# New Member



## krispifsu (Sep 13, 2006)

Hello  

This is the first cat forum I have joined - and unfortunately it is an illness with one of my cats that has brought me here. 

I have two cats. Oreo - my first and the biggest baby. He's a five year old black and white neutered male. Loves cat grass, toys that jingle, sleeping, and his cat tree. I also have Nikko, a three year old brown tabby, neutered male. Loves treats, feathers, running between my legs when I walk, and playing.
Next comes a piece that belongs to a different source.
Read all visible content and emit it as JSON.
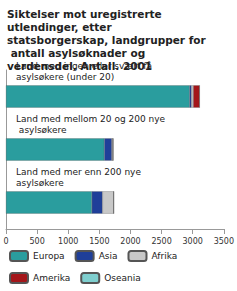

I also have six sugar gliders. 

Anyhow, just wanted to introduce myself and my cats! 

Kristin 8)


----------



## Jeanie (Jun 18, 2003)

Hi, Kristin! I hope your cat gets well soon. It's such a worry when our pets are ill. Enjoy the forums!


----------



## Jimmyness (Dec 31, 2005)

Welcome to the forum :kittyturn I hope you cat gets well soon.


----------



## DesnBaby (Apr 18, 2004)

Welcome,  your cats are lovely :wink: , I hope your cat feels better soon!


----------



## doodlebug (May 13, 2006)

Welcome Kristin. I've posted over on your Nikko thread, hopefully between your vet and us, Nikko will be doing fine in a jiffy.


----------



## Lisa 216 (Oct 25, 2004)

Glad to have you join us, Kristin


----------



## krispifsu (Sep 13, 2006)

Thank you all for the warm welcome!


----------



## kitkat (Sep 22, 2003)

I hope your baby gets well soon. Hope you enjoy your stay Kristin :wink:


----------